In the fall I drew interest from four colleges and was still pitching and playing center. Texas A&M, Sam Houston State, University of New Orleans and Marshall were the four. I ended up signing with Marshall University.


I didn't pitch that much my sophomore year in Junior College (in 2007), until another starter went on the DL. Then I got a win versus Grayson JC when they were ranked in the top 25 in the nation. Then I earned another start. I kept doing well and I ended up with a 10-1 record for the season.


I went to Marshall for one semester and then I was drafted by the Cardinals in the 24th round (in 2007). I passed it up and stayed in college, but left Marshall (before the next baseball season started) as I didn't feel they were putting my best interests first. So then I signed with the Kansas University Jayhawks (for 2008). I started in the rotation going 4-0, then I struggled, and finished 4-1 with an ERA of 8.53.


Joe Calmar invited me to a workout and I was drafted again by the Cardinals in the 32nd round (of the 2008 draft) and I signed. I reported to mini-camp in June and then started the season in the Johnson City bullpen.


The best thing about playing baseball for JC was the teammates and coaches, and the atmosphere. Every day was fun, as there was always something new going on.


My best game was in August versus the Rays. I lost the save, they charged me with two runs that weren't mine, a two-run home run, but I was really happy with my results. My fastball was 93-94 MPH, my cut fastball was 83-91 and I struck out four in 1 1/3 innings.

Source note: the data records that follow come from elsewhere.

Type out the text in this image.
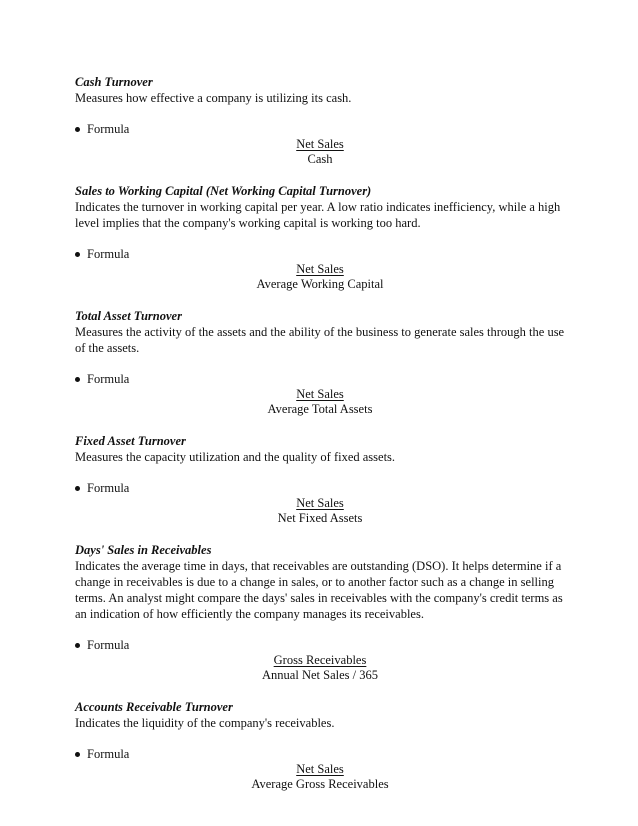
Cash Turnover
Measures how effective a company is utilizing its cash.
Formula
Net Sales
Cash
Sales to Working Capital (Net Working Capital Turnover)
Indicates the turnover in working capital per year. A low ratio indicates inefficiency, while a high level implies that the company's working capital is working too hard.
Formula
Net Sales
Average Working Capital
Total Asset Turnover
Measures the activity of the assets and the ability of the business to generate sales through the use of the assets.
Formula
Net Sales
Average Total Assets
Fixed Asset Turnover
Measures the capacity utilization and the quality of fixed assets.
Formula
Net Sales
Net Fixed Assets
Days' Sales in Receivables
Indicates the average time in days, that receivables are outstanding (DSO). It helps determine if a change in receivables is due to a change in sales, or to another factor such as a change in selling terms. An analyst might compare the days' sales in receivables with the company's credit terms as an indication of how efficiently the company manages its receivables.
Formula
Gross Receivables
Annual Net Sales / 365
Accounts Receivable Turnover
Indicates the liquidity of the company's receivables.
Formula
Net Sales
Average Gross Receivables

When I got the call up to Palm Beach it was surreal. It was very satisfying. I was really working hard outside of my training with the team, so it was very gratifying to see the results of my work.


My first outing at Palm Beach was really cool because I showed that I was able to compete at that level.


This season has almost been unreal. Everything has happened really fast. I am living my dream of playing baseball as a living.


I am doing my best and I hope to see you in St. Louis.